Last week I bought a new virtual server to be able to hold clients that rapidly expand or have sudden bursts of traffic (CloudFlare FTW!). While reviewing the service provider, I started thinking about... you guessed it, Service level agreements - do they ever *not* give us headaches? and Re: What does it take to satisfy you when testing if a service is available or not?!
Except I'm revising my thoughts on how to blend those two concerns. Here's my question:
How far do you go when monitoring a service provider's infrastructure?

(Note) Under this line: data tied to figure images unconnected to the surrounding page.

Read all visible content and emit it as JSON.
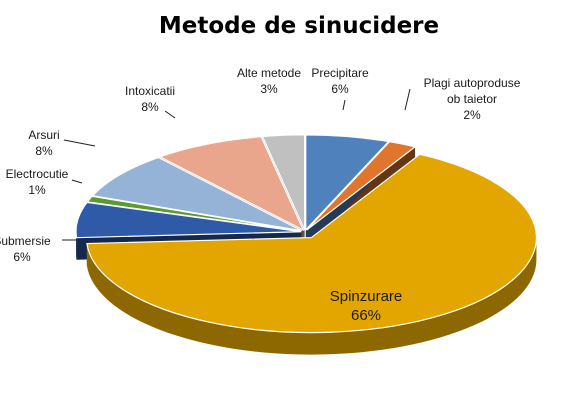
{
  "chart_data": {
    "type": "pie",
    "title": "Metode de sinucidere",
    "slices": [
      {
        "label": "Precipitare",
        "value": 6,
        "display": "6%",
        "color": "#4f81bd"
      },
      {
        "label": "Plagi autoproduse ob taietor",
        "display_lines": [
          "Plagi autoproduse",
          "ob taietor"
        ],
        "value": 2,
        "display": "2%",
        "color": "#e0762d"
      },
      {
        "label": "Spinzurare",
        "value": 66,
        "display": "66%",
        "color": "#e3a600"
      },
      {
        "label": "Submersie",
        "value": 6,
        "display": "6%",
        "color": "#2e5aa8"
      },
      {
        "label": "Electrocutie",
        "value": 1,
        "display": "1%",
        "color": "#5a9a2f"
      },
      {
        "label": "Arsuri",
        "value": 8,
        "display": "8%",
        "color": "#95b3d7"
      },
      {
        "label": "Intoxicatii",
        "value": 8,
        "display": "8%",
        "color": "#eaa68c"
      },
      {
        "label": "Alte metode",
        "value": 3,
        "display": "3%",
        "color": "#c0c0c0"
      }
    ]
  }
}
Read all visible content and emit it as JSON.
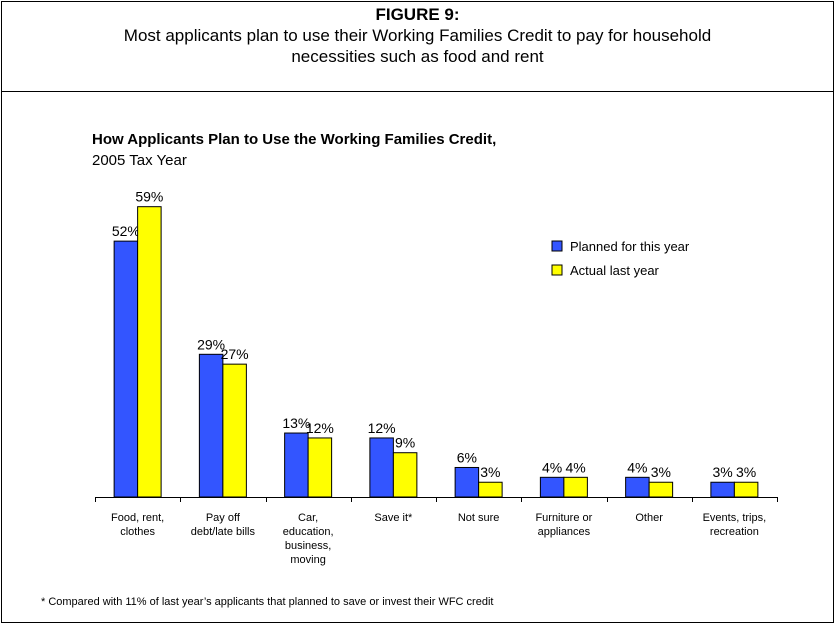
{
  "header": {
    "figure_label": "FIGURE 9:",
    "caption": "Most applicants plan to use their Working Families Credit to pay for household necessities such as food and rent"
  },
  "footnote": "* Compared with 11% of last year’s applicants that planned to save or invest their WFC credit",
  "colors": {
    "planned": "#3355ff",
    "actual": "#ffff00",
    "outline": "#000000"
  },
  "chart_data": {
    "type": "bar",
    "title": "How Applicants Plan to Use the Working Families Credit,",
    "subtitle": "2005 Tax Year",
    "xlabel": "",
    "ylabel": "",
    "ylim": [
      0,
      63
    ],
    "grid": false,
    "legend_position": "upper-right",
    "categories": [
      [
        "Food, rent,",
        "clothes"
      ],
      [
        "Pay off",
        "debt/late bills"
      ],
      [
        "Car,",
        "education,",
        "business,",
        "moving"
      ],
      [
        "Save it*"
      ],
      [
        "Not sure"
      ],
      [
        "Furniture or",
        "appliances"
      ],
      [
        "Other"
      ],
      [
        "Events, trips,",
        "recreation"
      ]
    ],
    "series": [
      {
        "name": "Planned for this year",
        "values": [
          52,
          29,
          13,
          12,
          6,
          4,
          4,
          3
        ],
        "labels": [
          "52%",
          "29%",
          "13%",
          "12%",
          "6%",
          "4%",
          "4%",
          "3%"
        ]
      },
      {
        "name": "Actual last year",
        "values": [
          59,
          27,
          12,
          9,
          3,
          4,
          3,
          3
        ],
        "labels": [
          "59%",
          "27%",
          "12%",
          "9%",
          "3%",
          "4%",
          "3%",
          "3%"
        ]
      }
    ]
  }
}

Currently, my uptime/service-checker-du-jour is Pingdom. They do a good job for the basics and I don't have to host the service on my own infrastructure. They're a trusted service with major brand recognition and are independent of me and my own business so a service provider would have a harder time disputing any of the results I show them. The trouble is that I pay based on the number of checks that I use. So in essence, I'm paying a fee for a service that checks to make sure I'm getting what I'm paying for out of another service provider. Even if I had my own infrastructure set up for monitoring (I might make a tricked out monitoring server of my own), I'd still be using my time and effort to check the service provider.
The idea is that, in the case of service denigration or an outright outage, it's best to come to the table with your own data. Especially if it's seriously cross-checked and thoroughly inclusive of many different data points. I've heard of SLAs that demand a certain amount of your own data before the provider will "pay out."
The problem is that I get a bit skeeved that I'm having to spend time and money to ensure that I'm getting what I'm paying for and to make it more likely that, in the event of an SLA infraction, my business and clients get treated properly. What do you think?
Do you monitor your service provider's equipment? Do you keep an eye on as much of their forward facing infrastructure as possible and keep historical data? Do you prefer to come to the table with as much of your own observations about the service provider's performance as possible? Have you ever been put in an awkward situation by a service provider who's monitoring data did not match your experience with them?
Tell me about your perspective and experiences. Maybe I'm just paranoid. Gotta go... I think I hear the black helicopters getting closer.